WHAT IS CENTERED YOGA?
A BRIDGE BETWEEN THE ANCIENT WORLD OF YOGA AND THE FUTURE
Born as an interpretation of the Iyengar method, following Holleman’s personal relationship with her great and only teacher B.K.S. Iyengar, Centered Yoga is a method that has been developed by over 60 years of study, practice, and teaching in the field of yoga.
All of Dona’s spiritual and “mental” training has been channelled into the Centered Yoga. Baptized in to the theosophical religion, from adolescence on, she encountered and followed the teachings of Krishnamurti and studied the shamanic texts of Castaneda, from which she drew her philosophy of life and teaching.

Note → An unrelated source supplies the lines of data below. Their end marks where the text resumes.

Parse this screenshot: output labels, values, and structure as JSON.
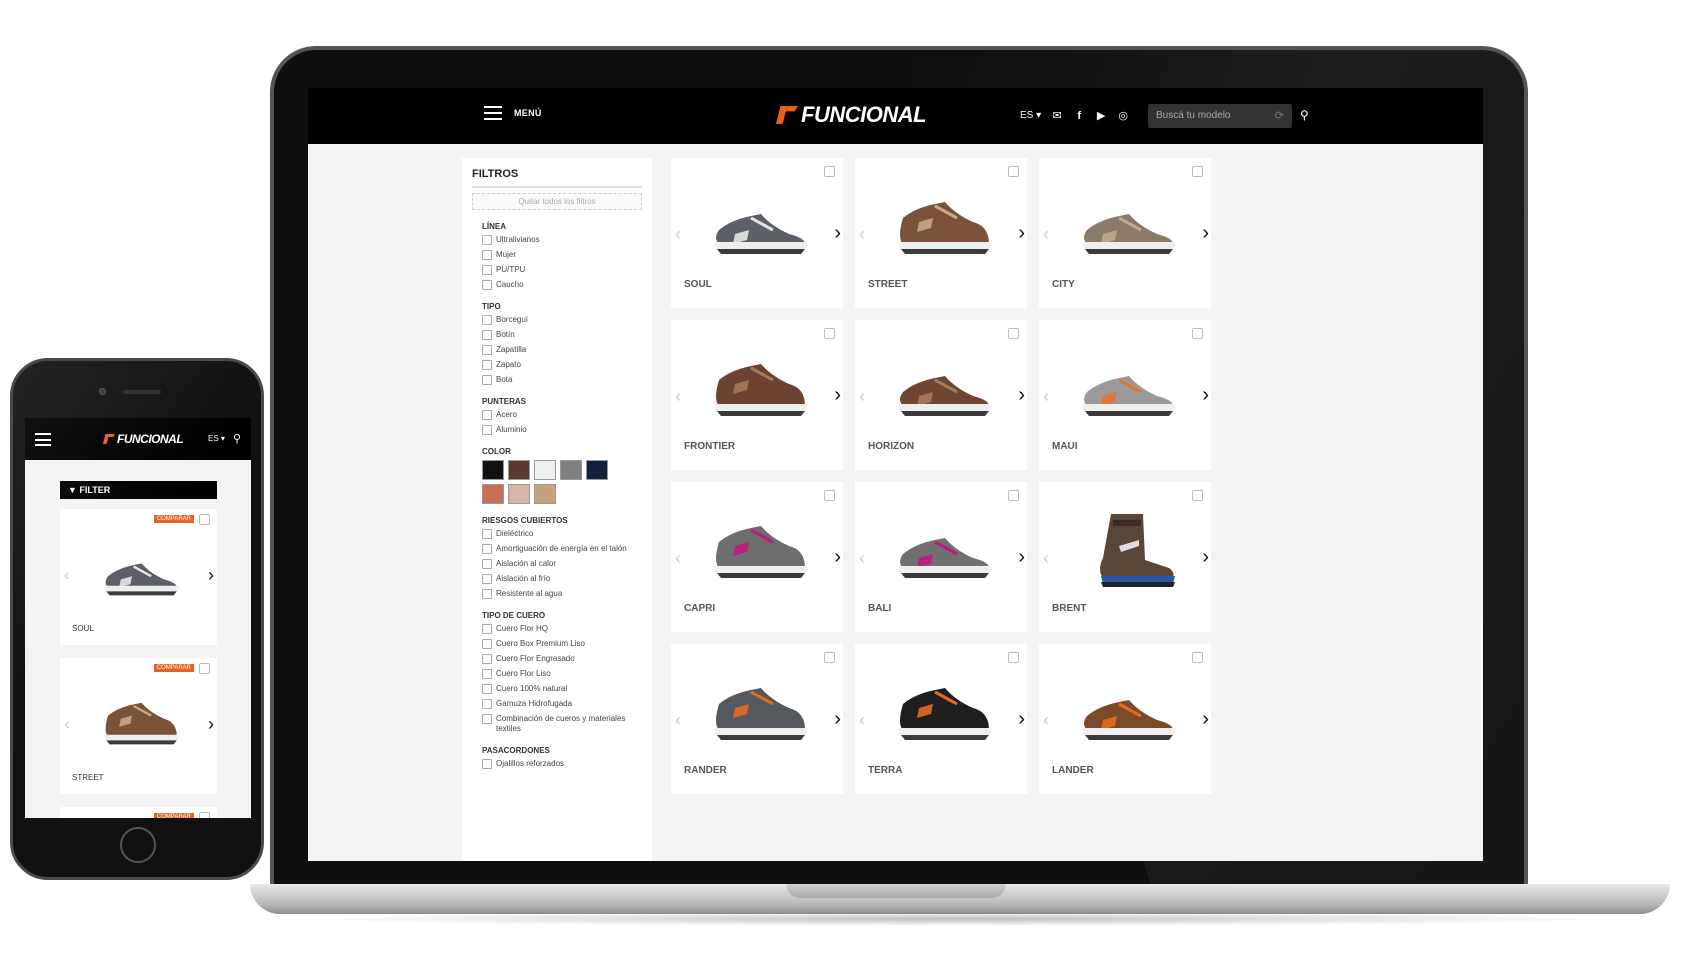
{
  "site": {
    "menu_label": "MENÚ",
    "brand": "FUNCIONAL",
    "language": "ES",
    "search_placeholder": "Buscá tu modelo"
  },
  "filters": {
    "title": "FILTROS",
    "clear_label": "Quitar todos los filtros",
    "groups": [
      {
        "title": "LÍNEA",
        "options": [
          "Ultralivianos",
          "Mujer",
          "PU/TPU",
          "Caucho"
        ]
      },
      {
        "title": "TIPO",
        "options": [
          "Borceguí",
          "Botín",
          "Zapatilla",
          "Zapato",
          "Bota"
        ]
      },
      {
        "title": "PUNTERAS",
        "options": [
          "Acero",
          "Aluminio"
        ]
      },
      {
        "title": "COLOR",
        "swatches": [
          "#111111",
          "#5a3a2c",
          "#f0f0f0",
          "#808080",
          "#14213d",
          "#c86f55",
          "#d4b5a8",
          "#c7a27a"
        ]
      },
      {
        "title": "RIESGOS CUBIERTOS",
        "options": [
          "Dieléctrico",
          "Amortiguación de energía en el talón",
          "Aislación al calor",
          "Aislación al frío",
          "Resistente al agua"
        ]
      },
      {
        "title": "TIPO DE CUERO",
        "options": [
          "Cuero Flor HQ",
          "Cuero Box Premium Liso",
          "Cuero Flor Engrasado",
          "Cuero Flor Liso",
          "Cuero 100% natural",
          "Gamuza Hidrofugada",
          "Combinación de cueros y materiales textiles"
        ]
      },
      {
        "title": "PASACORDONES",
        "options": [
          "Ojalillos reforzados"
        ]
      }
    ]
  },
  "products": [
    {
      "name": "SOUL",
      "color": "#5d5f66",
      "accent": "#e5e5e5",
      "style": "low"
    },
    {
      "name": "STREET",
      "color": "#7a5238",
      "accent": "#c9a98b",
      "style": "mid"
    },
    {
      "name": "CITY",
      "color": "#8b7a67",
      "accent": "#bda98f",
      "style": "low"
    },
    {
      "name": "FRONTIER",
      "color": "#6b4330",
      "accent": "#a77a5c",
      "style": "mid"
    },
    {
      "name": "HORIZON",
      "color": "#6e4631",
      "accent": "#a67c5e",
      "style": "low"
    },
    {
      "name": "MAUI",
      "color": "#9a9a9a",
      "accent": "#e8732f",
      "style": "low"
    },
    {
      "name": "CAPRI",
      "color": "#6d6d6d",
      "accent": "#c2187d",
      "style": "mid"
    },
    {
      "name": "BALI",
      "color": "#707070",
      "accent": "#c2187d",
      "style": "low"
    },
    {
      "name": "BRENT",
      "color": "#5a4636",
      "accent": "#2b56a8",
      "style": "boot"
    },
    {
      "name": "RANDER",
      "color": "#55585c",
      "accent": "#e36c1f",
      "style": "mid"
    },
    {
      "name": "TERRA",
      "color": "#1e1e1e",
      "accent": "#e36c1f",
      "style": "mid"
    },
    {
      "name": "LANDER",
      "color": "#7a4a2a",
      "accent": "#e36c1f",
      "style": "low"
    }
  ],
  "mobile": {
    "brand": "FUNCIONAL",
    "language": "ES",
    "filter_label": "FILTER",
    "compare_label": "COMPARAR",
    "products": [
      {
        "name": "SOUL",
        "color": "#5d5f66",
        "accent": "#e5e5e5",
        "style": "low"
      },
      {
        "name": "STREET",
        "color": "#7a5238",
        "accent": "#c9a98b",
        "style": "mid"
      },
      {
        "name": "",
        "color": "#888888",
        "accent": "#cccccc",
        "style": "low"
      }
    ]
  }
}
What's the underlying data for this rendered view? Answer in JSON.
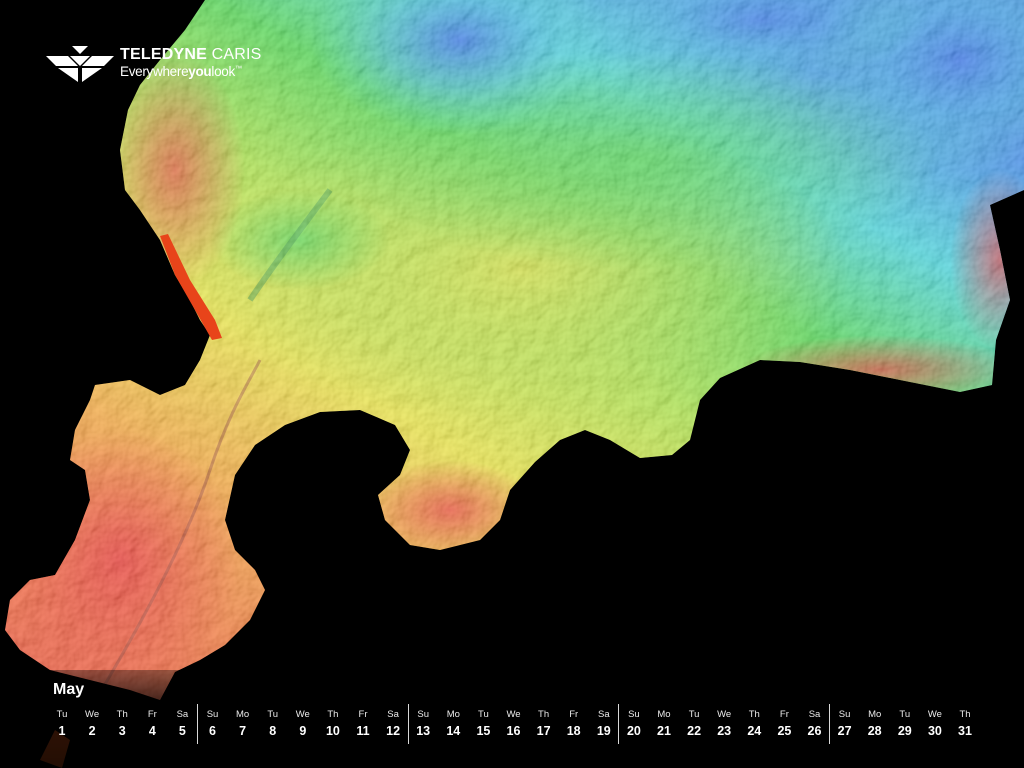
{
  "logo": {
    "brand_bold": "TELEDYNE",
    "brand_light": "CARIS",
    "tagline_a": "Everywhere",
    "tagline_b": "you",
    "tagline_c": "look",
    "tagline_tm": "™"
  },
  "calendar": {
    "month": "May",
    "days": [
      {
        "wd": "Tu",
        "n": "1"
      },
      {
        "wd": "We",
        "n": "2"
      },
      {
        "wd": "Th",
        "n": "3"
      },
      {
        "wd": "Fr",
        "n": "4"
      },
      {
        "wd": "Sa",
        "n": "5"
      },
      {
        "wd": "Su",
        "n": "6"
      },
      {
        "wd": "Mo",
        "n": "7"
      },
      {
        "wd": "Tu",
        "n": "8"
      },
      {
        "wd": "We",
        "n": "9"
      },
      {
        "wd": "Th",
        "n": "10"
      },
      {
        "wd": "Fr",
        "n": "11"
      },
      {
        "wd": "Sa",
        "n": "12"
      },
      {
        "wd": "Su",
        "n": "13"
      },
      {
        "wd": "Mo",
        "n": "14"
      },
      {
        "wd": "Tu",
        "n": "15"
      },
      {
        "wd": "We",
        "n": "16"
      },
      {
        "wd": "Th",
        "n": "17"
      },
      {
        "wd": "Fr",
        "n": "18"
      },
      {
        "wd": "Sa",
        "n": "19"
      },
      {
        "wd": "Su",
        "n": "20"
      },
      {
        "wd": "Mo",
        "n": "21"
      },
      {
        "wd": "Tu",
        "n": "22"
      },
      {
        "wd": "We",
        "n": "23"
      },
      {
        "wd": "Th",
        "n": "24"
      },
      {
        "wd": "Fr",
        "n": "25"
      },
      {
        "wd": "Sa",
        "n": "26"
      },
      {
        "wd": "Su",
        "n": "27"
      },
      {
        "wd": "Mo",
        "n": "28"
      },
      {
        "wd": "Tu",
        "n": "29"
      },
      {
        "wd": "We",
        "n": "30"
      },
      {
        "wd": "Th",
        "n": "31"
      }
    ]
  },
  "colors": {
    "background": "#000000",
    "deep": "#1f6fe8",
    "mid_deep": "#2fd0d8",
    "mid": "#39d23a",
    "shallow_mid": "#e8e22a",
    "shallow": "#f08a1c",
    "shallowest": "#e61a1a",
    "text": "#ffffff"
  }
}
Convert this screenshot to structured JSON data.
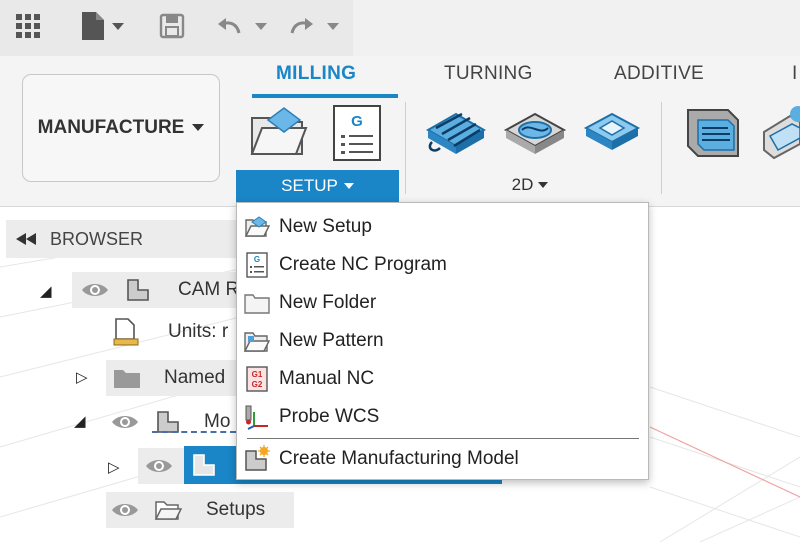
{
  "toolbar": {
    "icons": [
      "grid-icon",
      "file-icon",
      "save-icon",
      "undo-icon",
      "redo-icon"
    ]
  },
  "ribbon": {
    "workspace": "MANUFACTURE",
    "tabs": [
      {
        "label": "MILLING",
        "active": true
      },
      {
        "label": "TURNING",
        "active": false
      },
      {
        "label": "ADDITIVE",
        "active": false
      },
      {
        "label": "I",
        "active": false
      }
    ],
    "groups": {
      "setup": "SETUP",
      "twod": "2D"
    }
  },
  "browser": {
    "title": "BROWSER",
    "rows": [
      {
        "label": "CAM R",
        "expanded": true
      },
      {
        "label": "Units: r"
      },
      {
        "label": "Named",
        "expanded": false
      },
      {
        "label": "Mo",
        "expanded": true
      },
      {
        "label": "",
        "selected": true
      },
      {
        "label": "Setups"
      }
    ]
  },
  "menu": {
    "items": [
      {
        "label": "New Setup",
        "icon": "new-setup-icon"
      },
      {
        "label": "Create NC Program",
        "icon": "nc-program-icon"
      },
      {
        "label": "New Folder",
        "icon": "folder-icon"
      },
      {
        "label": "New Pattern",
        "icon": "pattern-icon"
      },
      {
        "label": "Manual NC",
        "icon": "manual-nc-icon"
      },
      {
        "label": "Probe WCS",
        "icon": "probe-wcs-icon"
      },
      {
        "label": "Create Manufacturing Model",
        "icon": "manufacturing-model-icon"
      }
    ],
    "icon_text": {
      "nc": "G",
      "manual1": "G1",
      "manual2": "G2"
    }
  },
  "colors": {
    "accent": "#1a86c7",
    "toolbar_bg": "#e9e9e9",
    "ribbon_bg": "#f4f4f4",
    "selection": "#1a86c7"
  }
}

Moreover, the Centered method is enriched, within its theoretic structure, described in the Eight Vital Principles of the Practice, by the work on breathing resulting from the friendship with Vanda Scaravelli. Dona has provided a female interpretation to the Iyengar method and, after having read the book The Thinking Body by Mabel Todd, she has positioned at the core of the method the respect and care for the body according to the natural laws that govern it. The human being in its entirety as a marvellous instrument of balance lies at the centre of this approach.
Centered Yoga is based on the Eight Vital Principles of the practice:
1 The meditative state of the mind or the idleness of the mind.
2 The relaxation or the inactive state of the body.
3 The intent or the inactivity of the visualisation.
4 The rootedness or the use of the force of gravity.
5 The centering or awareness of the hara.
6 The alignment
7 The breathing
8 The elongation
In the 60’s Dona meets Krishnamurti, with whom she enters into long conversations in Gstaad, Switzerland, and from his teachings she develops the concept of the meditative mind and total attention, or the non-action of the mind, in other words entrusting oneself to the ancient brain to perform the asana, as opposed to the modern brain where thought resides. Whereas in the sutra of Patanjali (Dhyana) this concept is the culmination of practice, for Dona Holleman it’s the fundamental starting point.
Thanks to Krishnamurti, Dona makes the acquaintance of B.K.S. Iyengar and in 1964 and then in 1969 she travels to India to receive directly his precious teachings, one on one, teacher to student. She learns from Iyengar the traditional discipline and the physical techniques of hatha yoga from which she will draw the principles of alignment and elongation.
She introduces Iyengar yoga to Europe for the first time and from 1964 to 1969 she sets up the B.K.S. Iyengar Yoga Work Group in the Netherlands and begins to train teachers. She works with Victor Van Kooten, Angela Farmer, John Schumacher, Patricia Walden, Maxine Tobias, Mary Stewart, Gabriela Giubilaro, Emilia Pagani and many others. In the 1980’s she distances herself from the Iyengar international community, but she continues practicing and pursues in her studies the pillars of the teachings received from her great mentor, inviting all her pupils to follow the original and pure tradition of the method.
The third vital principle, intent, is inspired by Castaneda and the ancient shamanic wisdom of Don Juan. Intent is the Force that moves the Universe and is channelled to perform the asana by visualising the process of what must occur.